Major Catalog Trend - The Life of a Catalog is Shrinking

FYI - we're going to talk about catalogs for the next six posts - if this is not your cup of tea, no worries. If your career depends upon profitable management of a catalog marketing program at a traditional catalog brand, well, buckle up!!


This slide is from a presentation I gave, way back in 1999 at Eddie Bauer. I was trying to convince everybody/anybody that every catalog needed two versions ... one that was 180 pages sent to 1.5 million customers ... one that was 64 pages sent to an additional 2.0 million customers.

I was passionate about the topic because something interesting was happening.

  1. Business was below plan.
  2. The internet was chopping the "life" of a catalog off.
In other words, we'd measure how long a catalog generated sales. In 1996, a catalog would generate sales for 12-16 weeks. In 1999, the dynamic changed. The catalog generated sales for 10-12 weeks. The internet cut off the tail of the catalog.

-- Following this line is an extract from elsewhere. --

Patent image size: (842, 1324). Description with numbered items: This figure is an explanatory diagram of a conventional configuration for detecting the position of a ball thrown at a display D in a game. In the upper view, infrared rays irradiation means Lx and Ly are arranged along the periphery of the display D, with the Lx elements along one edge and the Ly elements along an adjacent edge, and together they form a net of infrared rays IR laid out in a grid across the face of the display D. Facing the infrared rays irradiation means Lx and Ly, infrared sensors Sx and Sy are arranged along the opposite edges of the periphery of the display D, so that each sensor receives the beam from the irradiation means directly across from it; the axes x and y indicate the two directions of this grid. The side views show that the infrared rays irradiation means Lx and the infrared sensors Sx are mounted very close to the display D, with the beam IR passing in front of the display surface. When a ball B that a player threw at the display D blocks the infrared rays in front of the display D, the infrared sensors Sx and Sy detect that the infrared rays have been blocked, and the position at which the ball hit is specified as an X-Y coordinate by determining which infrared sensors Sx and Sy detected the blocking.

Worse, the sales we'd obtain from the catalog in weeks 2-9 were less than we'd historically measured. Weeks 0-1 seemed ok, then the catalog would sort of die off.

When this happened, the dynamics of a catalog business changed.
  1. The online channel captured the sales that were cut off from the tail of the catalog, but the catalog did not cause the online sales to happen. This is the "organic percentage" I've talked about for nearly a decade.
  2. The 180 page catalog was much, much less profitable.
  3. For 70% of the file receiving a catalog, a smaller catalog ... 64 pages ... became more profitable than a larger catalog (180 pages).
When the life of a catalog shrinks, the catalog becomes less productive.

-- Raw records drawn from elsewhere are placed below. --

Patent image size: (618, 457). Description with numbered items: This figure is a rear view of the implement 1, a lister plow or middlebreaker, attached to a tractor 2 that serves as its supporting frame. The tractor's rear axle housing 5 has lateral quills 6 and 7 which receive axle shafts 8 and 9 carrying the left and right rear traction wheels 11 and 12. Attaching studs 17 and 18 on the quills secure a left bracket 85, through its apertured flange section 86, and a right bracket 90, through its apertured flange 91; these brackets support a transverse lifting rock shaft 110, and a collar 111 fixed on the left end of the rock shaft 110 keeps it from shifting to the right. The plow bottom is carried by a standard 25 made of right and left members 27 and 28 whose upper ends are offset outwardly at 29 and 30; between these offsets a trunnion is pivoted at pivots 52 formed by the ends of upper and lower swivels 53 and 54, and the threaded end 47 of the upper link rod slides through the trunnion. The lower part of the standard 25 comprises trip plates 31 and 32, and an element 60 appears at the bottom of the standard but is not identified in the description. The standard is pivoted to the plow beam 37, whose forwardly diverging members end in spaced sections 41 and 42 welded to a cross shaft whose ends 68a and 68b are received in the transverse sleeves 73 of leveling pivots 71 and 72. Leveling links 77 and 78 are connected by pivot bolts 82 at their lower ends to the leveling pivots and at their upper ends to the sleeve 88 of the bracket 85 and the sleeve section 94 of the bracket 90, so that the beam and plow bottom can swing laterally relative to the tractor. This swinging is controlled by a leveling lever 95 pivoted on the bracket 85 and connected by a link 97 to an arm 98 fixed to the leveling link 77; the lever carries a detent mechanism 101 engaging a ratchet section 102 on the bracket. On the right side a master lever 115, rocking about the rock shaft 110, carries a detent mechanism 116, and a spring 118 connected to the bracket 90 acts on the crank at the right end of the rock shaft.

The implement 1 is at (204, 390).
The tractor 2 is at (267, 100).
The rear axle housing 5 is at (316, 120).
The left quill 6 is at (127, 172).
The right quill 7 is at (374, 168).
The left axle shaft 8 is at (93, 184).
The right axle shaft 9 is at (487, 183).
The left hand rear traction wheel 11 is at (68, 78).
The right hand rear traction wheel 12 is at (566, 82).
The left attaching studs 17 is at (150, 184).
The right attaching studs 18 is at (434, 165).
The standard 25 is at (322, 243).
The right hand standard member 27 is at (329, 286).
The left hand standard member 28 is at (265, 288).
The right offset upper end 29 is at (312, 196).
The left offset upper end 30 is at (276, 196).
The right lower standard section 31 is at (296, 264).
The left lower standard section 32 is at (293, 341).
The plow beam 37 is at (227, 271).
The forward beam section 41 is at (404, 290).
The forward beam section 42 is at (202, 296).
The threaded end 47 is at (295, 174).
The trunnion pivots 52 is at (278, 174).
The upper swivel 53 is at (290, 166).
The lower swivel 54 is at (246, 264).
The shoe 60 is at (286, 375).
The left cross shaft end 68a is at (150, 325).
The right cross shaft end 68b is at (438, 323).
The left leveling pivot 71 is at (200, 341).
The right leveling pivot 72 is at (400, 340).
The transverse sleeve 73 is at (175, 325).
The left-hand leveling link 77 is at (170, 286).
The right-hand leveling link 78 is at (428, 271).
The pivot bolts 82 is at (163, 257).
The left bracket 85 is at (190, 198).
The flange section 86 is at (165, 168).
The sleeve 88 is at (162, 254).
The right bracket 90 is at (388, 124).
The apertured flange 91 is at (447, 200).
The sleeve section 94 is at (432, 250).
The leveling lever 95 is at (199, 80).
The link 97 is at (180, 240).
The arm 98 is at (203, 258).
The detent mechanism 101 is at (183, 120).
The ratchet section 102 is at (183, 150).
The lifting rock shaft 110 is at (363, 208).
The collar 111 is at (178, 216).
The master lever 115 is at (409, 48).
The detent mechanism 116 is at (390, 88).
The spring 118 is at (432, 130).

When a catalog becomes less productive, you have to make one of two choices.
  1. Reduce circulation.
  2. Reduce pages.
Now - read what Bill LaPierre had to say a while back (click here). Go down to the "changing patterns" paragraph. Read that paragraph.

I get to analyze a lot of mail/holdout tests. I measure the incremental demand generated by a mailing, by week. Over the past two years, there is a clear dynamic at play:
  • The life of a catalog is shrinking.
This is one of the reasons why your co-op names are not performing well. You used to generate $1.30 per catalog ... but now the tail is being cut off catalogs, shortening the realistic life of the catalog down to 2-4 weeks, in so many cases. This lowers the dollar-per-book down to $1.10 or $1.00 (or $0.50 for many of you) on co-op catalogs. 

Again. Go look at the incremental difference between your mailed group and your holdout group. This tells you what the realistic life of a catalog is. In many cases, the life of a catalog is down to 2-4 weeks. Look at your matchback results for co-op names, and you'll observe similar trends.

Now, if your customer is 70+ years old, this doesn't really apply to you - the rules of modern marketing do not apply to you.

If your customer is between 50 and 65 years old, this is about to become the story of 2016.

When the life of a catalog shrinks, page counts shrink - they have to shrink in order to maintain circulation depth.

When page counts shrink, demand shrinks. To make up lost demand, smaller page count mailings are mailed more often.

In the next five posts, I'll describe which of four paths a cataloger is likely to take, in response to a shrinking life of a catalog.

2 comments:

  1. Very interesting, thank you, looking forward to the following posts. Would you expect that reduced page count would itself further reduce the true "life" of a catalog? There must still be such a thing as an 'efficient' page count, at least for postage purposes.

    ReplyDelete
  2. I think your hypothesis needs to be validated via mail/holdout tests. I don't see it in my data, but that doesn't mean your hypothesis doesn't exist.